While the Chinese media and authorities are quick to blame these incidents on mental illness, it also shows the desperation of people who feel they have no hope with the ever-increasing gap between the rich and the poor, the lack of social services and social injustice.
Nevertheless, there is also the serious problem of mental illness in China, how it is mostly left untreated due to the stigma attached to having psychological issues.
In a Telegraph article from April last year, Huang Yueqin, director of the National Center for Mental Health estimates there are over 100 million Chinese with mental illness.
The report says only recently has the Chinese government recognized the scale of the problem.
"The government did not pay attention to the public's mental health over the past 50 years, and did not invest much in treatment or care," Huang says.
"However, the current five-year plan (for 2007-2012) has included mental illness treatment as a major field of research, which is a big step forward," she said.
While Beijing will build six new mental health clinics to treat 150,000 people in the city, where as there are currently only 6,900 psychiatric beds, there needs to be more qualified people to treat the patients.
Huang says because psychiatry was outlawed during the Cultural Revolution, from the late 1960s, Maoist thought attributed any mental illness to an incorrect appreciation of the class struggle. Apparently many mentally-ill patients were taken from hospitals and sent to labour camps because of their "counterrevolutionary" behaviour.

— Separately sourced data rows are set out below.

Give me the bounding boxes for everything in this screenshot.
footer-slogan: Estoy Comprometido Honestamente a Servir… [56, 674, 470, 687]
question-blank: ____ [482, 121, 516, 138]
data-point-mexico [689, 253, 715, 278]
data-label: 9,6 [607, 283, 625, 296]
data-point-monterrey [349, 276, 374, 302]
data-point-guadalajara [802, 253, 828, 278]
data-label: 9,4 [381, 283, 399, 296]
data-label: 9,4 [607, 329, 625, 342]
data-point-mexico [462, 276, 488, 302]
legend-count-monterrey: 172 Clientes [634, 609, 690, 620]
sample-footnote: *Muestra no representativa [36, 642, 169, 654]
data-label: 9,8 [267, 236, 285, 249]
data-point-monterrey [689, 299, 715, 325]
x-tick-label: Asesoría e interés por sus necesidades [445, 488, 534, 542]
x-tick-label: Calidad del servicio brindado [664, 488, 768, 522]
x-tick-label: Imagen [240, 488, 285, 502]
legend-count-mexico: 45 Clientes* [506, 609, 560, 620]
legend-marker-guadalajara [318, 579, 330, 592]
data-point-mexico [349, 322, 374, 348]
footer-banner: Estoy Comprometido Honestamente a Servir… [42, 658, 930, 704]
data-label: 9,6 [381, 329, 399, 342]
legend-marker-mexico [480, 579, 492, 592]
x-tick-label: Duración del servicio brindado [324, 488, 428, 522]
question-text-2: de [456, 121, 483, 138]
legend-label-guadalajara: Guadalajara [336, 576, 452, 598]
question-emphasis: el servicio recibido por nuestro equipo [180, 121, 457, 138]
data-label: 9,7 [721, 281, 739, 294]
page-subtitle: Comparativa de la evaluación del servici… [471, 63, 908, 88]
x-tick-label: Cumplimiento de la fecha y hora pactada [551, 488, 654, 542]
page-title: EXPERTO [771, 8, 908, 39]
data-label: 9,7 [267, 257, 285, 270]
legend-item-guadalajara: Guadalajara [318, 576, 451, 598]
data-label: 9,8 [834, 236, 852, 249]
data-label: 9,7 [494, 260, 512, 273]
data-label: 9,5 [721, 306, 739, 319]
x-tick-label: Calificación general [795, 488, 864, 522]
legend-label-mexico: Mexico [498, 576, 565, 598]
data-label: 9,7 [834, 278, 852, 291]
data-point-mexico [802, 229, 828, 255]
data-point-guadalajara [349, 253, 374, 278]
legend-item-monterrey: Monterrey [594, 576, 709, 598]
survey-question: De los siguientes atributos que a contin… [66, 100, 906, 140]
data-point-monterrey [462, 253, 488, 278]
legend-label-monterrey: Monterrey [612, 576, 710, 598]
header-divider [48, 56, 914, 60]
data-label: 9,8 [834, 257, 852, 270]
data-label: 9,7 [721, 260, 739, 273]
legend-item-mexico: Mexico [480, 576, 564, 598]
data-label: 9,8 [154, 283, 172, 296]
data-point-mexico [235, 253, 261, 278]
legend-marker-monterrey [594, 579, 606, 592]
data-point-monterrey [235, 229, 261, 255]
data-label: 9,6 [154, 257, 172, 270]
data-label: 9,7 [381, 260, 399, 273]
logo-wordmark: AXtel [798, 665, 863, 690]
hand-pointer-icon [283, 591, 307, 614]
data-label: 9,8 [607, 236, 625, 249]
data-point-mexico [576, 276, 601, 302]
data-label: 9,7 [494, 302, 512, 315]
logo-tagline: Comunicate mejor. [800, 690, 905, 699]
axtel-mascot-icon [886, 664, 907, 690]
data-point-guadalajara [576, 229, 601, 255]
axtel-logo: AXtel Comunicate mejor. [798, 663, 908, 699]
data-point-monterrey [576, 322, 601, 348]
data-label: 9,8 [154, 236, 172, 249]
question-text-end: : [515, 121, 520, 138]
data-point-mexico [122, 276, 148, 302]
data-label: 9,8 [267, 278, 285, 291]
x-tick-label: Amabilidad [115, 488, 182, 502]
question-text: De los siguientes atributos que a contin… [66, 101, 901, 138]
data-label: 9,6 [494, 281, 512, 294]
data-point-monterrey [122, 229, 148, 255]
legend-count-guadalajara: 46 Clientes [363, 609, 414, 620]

As a result, currently the entire country has only 4,000 qualified psychiatrists and 15,000 doctors working in psychiatric hospitals. "There is no psychiatry, psychology or psychotherapy students in medical school," explains Huang. "You need to qualify as a doctor first, and then subscribe to a course in mental treatment."
While she claims there is no link between mental illness and the growing wealth disparity, one has to wonder why there is such a spate of attacks that are happening one after another.
Each of the individual attackers' motives may be different, but it seems all are taking extreme measures -- attacking and killing innocent people -- in order to draw attention to their plight.
They are trying to say something, which is beyond our comprehension.
1 comment:
anger, hopelessness ,work pressure, stress of all sort, inequality from a nation of a huge population are some of the causes of this type of disturbing happenings. it is high time china should recognize mental health is part of the welfare of its citizens.